Gavin Duffy also attacked President Higgins, saying the president is distracted by the “trappings” of power, while Sean Gallagher said there are similarities with the 2009 resignation of ex-Fianna Fáil ceann comhairle John O Donoghue.
However, President Higgins continued to defend himself, saying: “I don’t consider it an extravagance” and stressing his entire life has been about “authenticity”.
The early exchanges of the debate were dominated by Mr Casey’s recent remarks about Travellers, with Sinn Féin candidate Liadh NíRiada labelling him “Nigel Farage”.
Ms Ni Riada faced further questions about her views on the HPV vaccine, while senator Joan Freeman angrily rejected suggestions that her Pieta House has not saved the lives of 30,000 people.
Despite repeatedly attacking other candidates, Mr Gallagher at times appeared angry with other claims from rivals, including when Mr Casey said “I don’t think RTÉ did anything wrong” during the 2011 Tweetgate presidential controversy and Gavin Duffy, who said: “Sean, you don’t want to waste time on something that is an embarrassment to you.”
On their way into RTÉ before the debate began, the five challengers to the incumbent appeared tense at the last chance to personally land a blow on President Higgins and potentially drag themselves back into contention.
Mr Higgins and Mr Casey did not comment to reporters on entering RTÉ’s TV studio.
However, Ms Ní Riada said she was hoping for a “respectful debate with no bombshells”, and Ms Freeman said she was looking forward to “setting out our stalls” after a two-month campaign and just days before Friday’s vote.

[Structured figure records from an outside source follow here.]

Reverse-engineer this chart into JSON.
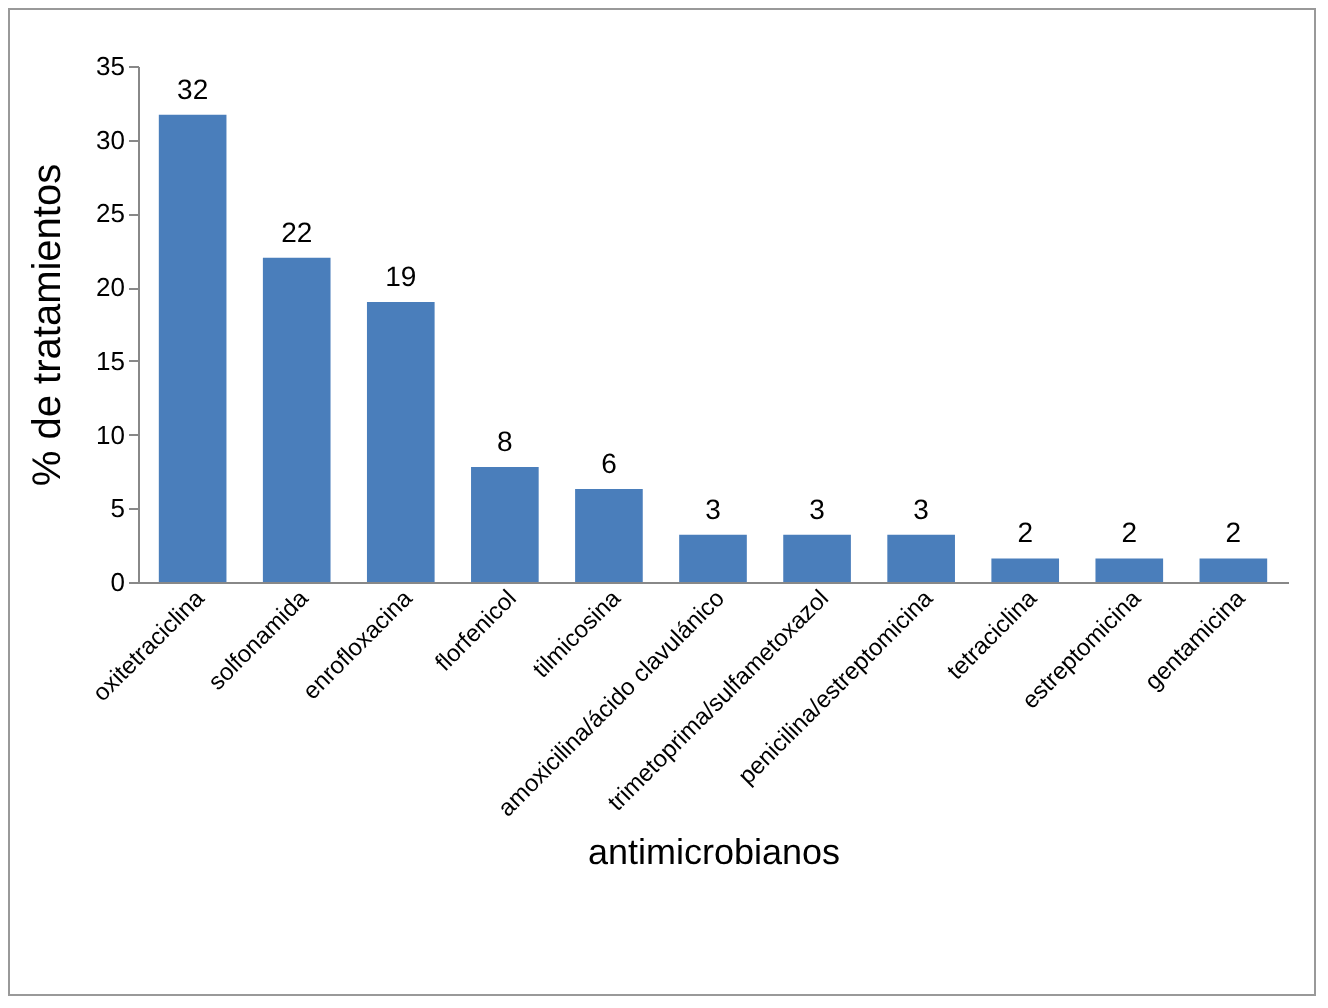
{
  "chart_data": {
    "type": "bar",
    "xlabel": "antimicrobianos",
    "ylabel": "% de tratamientos",
    "categories": [
      "oxitetraciclina",
      "solfonamida",
      "enrofloxacina",
      "florfenicol",
      "tilmicosina",
      "amoxicilina/ácido clavulánico",
      "trimetoprima/sulfametoxazol",
      "penicilina/estreptomicina",
      "tetraciclina",
      "estreptomicina",
      "gentamicina"
    ],
    "values": [
      31.7,
      22,
      19,
      7.8,
      6.3,
      3.2,
      3.2,
      3.2,
      1.6,
      1.6,
      1.6
    ],
    "value_labels": [
      "32",
      "22",
      "19",
      "8",
      "6",
      "3",
      "3",
      "3",
      "2",
      "2",
      "2"
    ],
    "color": "#4a7ebb",
    "ylim": [
      0,
      35
    ],
    "yticks": [
      0,
      5,
      10,
      15,
      20,
      25,
      30,
      35
    ],
    "grid": false
  }
}
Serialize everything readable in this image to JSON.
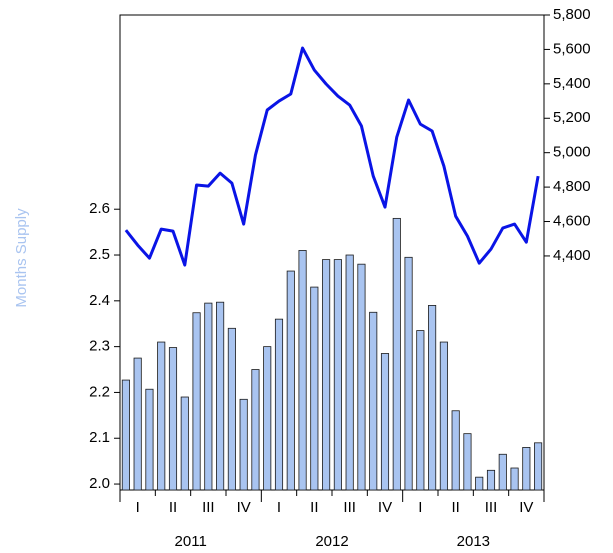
{
  "chart_data": {
    "type": "bar-line",
    "y_label": "Months Supply",
    "categories": [
      null,
      null,
      null,
      null,
      null,
      null,
      null,
      null,
      null,
      null,
      null,
      null,
      null,
      null,
      null,
      null,
      null,
      null,
      null,
      null,
      null,
      null,
      null,
      null,
      null,
      null,
      null,
      null,
      null,
      null,
      null,
      null,
      null,
      null,
      null,
      null
    ],
    "quarters": [
      "I",
      "II",
      "III",
      "IV",
      "I",
      "II",
      "III",
      "IV",
      "I",
      "II",
      "III",
      "IV"
    ],
    "years": [
      "2011",
      "2012",
      "2013"
    ],
    "series": [
      {
        "type": "bar",
        "color": "#a9c4f0",
        "values": [
          2.227,
          2.275,
          2.207,
          2.31,
          2.298,
          2.19,
          2.374,
          2.395,
          2.397,
          2.34,
          2.185,
          2.25,
          2.3,
          2.36,
          2.465,
          2.51,
          2.43,
          2.49,
          2.49,
          2.5,
          2.48,
          2.375,
          2.285,
          2.58,
          2.495,
          2.335,
          2.39,
          2.31,
          2.16,
          2.11,
          2.015,
          2.03,
          2.065,
          2.035,
          2.08,
          2.09
        ]
      },
      {
        "type": "line",
        "axis": "y2",
        "color": "#0a14e6",
        "values": [
          4550,
          4463,
          4387,
          4556,
          4544,
          4347,
          4812,
          4806,
          4881,
          4823,
          4585,
          4986,
          5248,
          5300,
          5341,
          5608,
          5480,
          5399,
          5329,
          5277,
          5155,
          4864,
          4684,
          5091,
          5306,
          5166,
          5126,
          4922,
          4631,
          4515,
          4358,
          4440,
          4562,
          4585,
          4480,
          4864
        ]
      }
    ],
    "ylim": [
      1.987,
      3.024
    ],
    "yticks": [
      {
        "value": 2.0,
        "label": "2.0"
      },
      2.1,
      2.2,
      2.3,
      2.4,
      2.5,
      2.6
    ],
    "y2lim": [
      3040,
      5800
    ],
    "y2ticks": [
      {
        "value": 4400,
        "label": "4,400"
      },
      {
        "value": 4600,
        "label": "4,600"
      },
      {
        "value": 4800,
        "label": "4,800"
      },
      {
        "value": 5000,
        "label": "5,000"
      },
      {
        "value": 5200,
        "label": "5,200"
      },
      {
        "value": 5400,
        "label": "5,400"
      },
      {
        "value": 5600,
        "label": "5,600"
      },
      {
        "value": 5800,
        "label": "5,800"
      }
    ]
  }
}
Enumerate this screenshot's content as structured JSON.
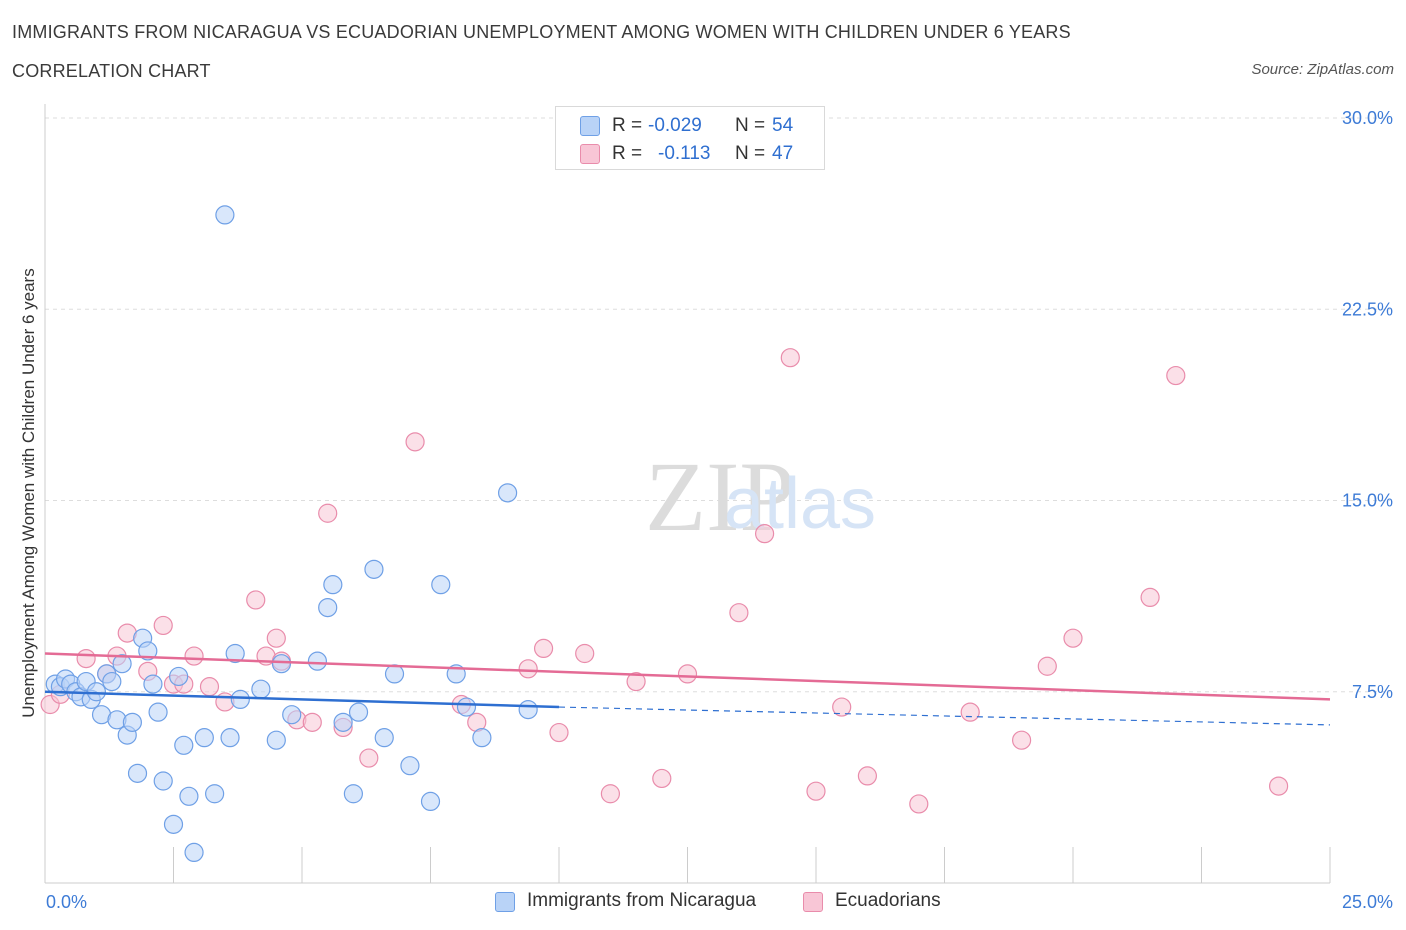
{
  "title": "IMMIGRANTS FROM NICARAGUA VS ECUADORIAN UNEMPLOYMENT AMONG WOMEN WITH CHILDREN UNDER 6 YEARS",
  "subtitle": "CORRELATION CHART",
  "source": "Source: ZipAtlas.com",
  "watermark": {
    "zip": "ZIP",
    "atlas": "atlas"
  },
  "colors": {
    "blue_fill": "#b9d3f7",
    "blue_stroke": "#6fa0e6",
    "blue_line": "#2e6fd1",
    "pink_fill": "#f8c6d6",
    "pink_stroke": "#e98cab",
    "pink_line": "#e46b95",
    "tick_text": "#3d7bd6"
  },
  "legend": {
    "rows": [
      {
        "r_label": "R =",
        "r_value": "-0.029",
        "n_label": "N =",
        "n_value": "54",
        "color": "blue"
      },
      {
        "r_label": "R =",
        "r_value": "-0.113",
        "n_label": "N =",
        "n_value": "47",
        "color": "pink"
      }
    ]
  },
  "series_labels": {
    "blue": "Immigrants from Nicaragua",
    "pink": "Ecuadorians"
  },
  "chart_data": {
    "type": "scatter",
    "title": "IMMIGRANTS FROM NICARAGUA VS ECUADORIAN UNEMPLOYMENT AMONG WOMEN WITH CHILDREN UNDER 6 YEARS",
    "xlabel": "",
    "ylabel": "Unemployment Among Women with Children Under 6 years",
    "xlim": [
      0,
      25
    ],
    "ylim": [
      0,
      30
    ],
    "x_tick_labels": [
      "0.0%",
      "25.0%"
    ],
    "y_ticks": [
      7.5,
      15.0,
      22.5,
      30.0
    ],
    "y_tick_labels": [
      "7.5%",
      "15.0%",
      "22.5%",
      "30.0%"
    ],
    "grid": true,
    "series": [
      {
        "name": "Immigrants from Nicaragua",
        "color": "blue",
        "R": -0.029,
        "N": 54,
        "trend": {
          "x0": 0,
          "y0": 7.5,
          "x1": 10,
          "y1": 6.9,
          "dash_to_x": 25,
          "dash_to_y": 6.2
        },
        "points": [
          [
            0.2,
            7.8
          ],
          [
            0.3,
            7.7
          ],
          [
            0.4,
            8.0
          ],
          [
            0.5,
            7.8
          ],
          [
            0.6,
            7.5
          ],
          [
            0.7,
            7.3
          ],
          [
            0.8,
            7.9
          ],
          [
            0.9,
            7.2
          ],
          [
            1.0,
            7.5
          ],
          [
            1.1,
            6.6
          ],
          [
            1.2,
            8.2
          ],
          [
            1.3,
            7.9
          ],
          [
            1.4,
            6.4
          ],
          [
            1.5,
            8.6
          ],
          [
            1.6,
            5.8
          ],
          [
            1.7,
            6.3
          ],
          [
            1.8,
            4.3
          ],
          [
            1.9,
            9.6
          ],
          [
            2.0,
            9.1
          ],
          [
            2.1,
            7.8
          ],
          [
            2.2,
            6.7
          ],
          [
            2.3,
            4.0
          ],
          [
            2.5,
            2.3
          ],
          [
            2.6,
            8.1
          ],
          [
            2.7,
            5.4
          ],
          [
            2.8,
            3.4
          ],
          [
            2.9,
            1.2
          ],
          [
            3.1,
            5.7
          ],
          [
            3.3,
            3.5
          ],
          [
            3.5,
            26.2
          ],
          [
            3.6,
            5.7
          ],
          [
            3.7,
            9.0
          ],
          [
            3.8,
            7.2
          ],
          [
            4.2,
            7.6
          ],
          [
            4.5,
            5.6
          ],
          [
            4.6,
            8.6
          ],
          [
            4.8,
            6.6
          ],
          [
            5.3,
            8.7
          ],
          [
            5.5,
            10.8
          ],
          [
            5.6,
            11.7
          ],
          [
            5.8,
            6.3
          ],
          [
            6.0,
            3.5
          ],
          [
            6.1,
            6.7
          ],
          [
            6.4,
            12.3
          ],
          [
            6.6,
            5.7
          ],
          [
            6.8,
            8.2
          ],
          [
            7.1,
            4.6
          ],
          [
            7.5,
            3.2
          ],
          [
            7.7,
            11.7
          ],
          [
            8.0,
            8.2
          ],
          [
            8.2,
            6.9
          ],
          [
            8.5,
            5.7
          ],
          [
            9.0,
            15.3
          ],
          [
            9.4,
            6.8
          ]
        ]
      },
      {
        "name": "Ecuadorians",
        "color": "pink",
        "R": -0.113,
        "N": 47,
        "trend": {
          "x0": 0,
          "y0": 9.0,
          "x1": 25,
          "y1": 7.2
        },
        "points": [
          [
            0.1,
            7.0
          ],
          [
            0.3,
            7.4
          ],
          [
            0.8,
            8.8
          ],
          [
            1.2,
            8.2
          ],
          [
            1.4,
            8.9
          ],
          [
            1.6,
            9.8
          ],
          [
            2.0,
            8.3
          ],
          [
            2.3,
            10.1
          ],
          [
            2.5,
            7.8
          ],
          [
            2.7,
            7.8
          ],
          [
            2.9,
            8.9
          ],
          [
            3.2,
            7.7
          ],
          [
            3.5,
            7.1
          ],
          [
            4.1,
            11.1
          ],
          [
            4.3,
            8.9
          ],
          [
            4.5,
            9.6
          ],
          [
            4.6,
            8.7
          ],
          [
            4.9,
            6.4
          ],
          [
            5.2,
            6.3
          ],
          [
            5.5,
            14.5
          ],
          [
            5.8,
            6.1
          ],
          [
            6.3,
            4.9
          ],
          [
            7.2,
            17.3
          ],
          [
            8.1,
            7.0
          ],
          [
            8.4,
            6.3
          ],
          [
            9.4,
            8.4
          ],
          [
            9.7,
            9.2
          ],
          [
            10.0,
            5.9
          ],
          [
            10.5,
            9.0
          ],
          [
            11.0,
            3.5
          ],
          [
            11.5,
            7.9
          ],
          [
            12.0,
            4.1
          ],
          [
            12.5,
            8.2
          ],
          [
            13.5,
            10.6
          ],
          [
            14.0,
            13.7
          ],
          [
            14.5,
            20.6
          ],
          [
            15.0,
            3.6
          ],
          [
            15.5,
            6.9
          ],
          [
            16.0,
            4.2
          ],
          [
            17.0,
            3.1
          ],
          [
            18.0,
            6.7
          ],
          [
            19.0,
            5.6
          ],
          [
            19.5,
            8.5
          ],
          [
            20.0,
            9.6
          ],
          [
            21.5,
            11.2
          ],
          [
            22.0,
            19.9
          ],
          [
            24.0,
            3.8
          ]
        ]
      }
    ]
  }
}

The expenses questions continued yesterday, with the Áras defending the news that a woman described by Mr Higgins as his “gifted floral arranger” travelled with the €28,194 official presidential delegation to Australia in 2017.
Meanwhile, Mr Gallagher has confirmed he will take part in the final debate of the presidential campaign on Virgin Media Ireland tomorrow in a last-ditch bid to win over wavering voters, but insisted this is not because he is trailing Mr Higgins by 56 points in the polls.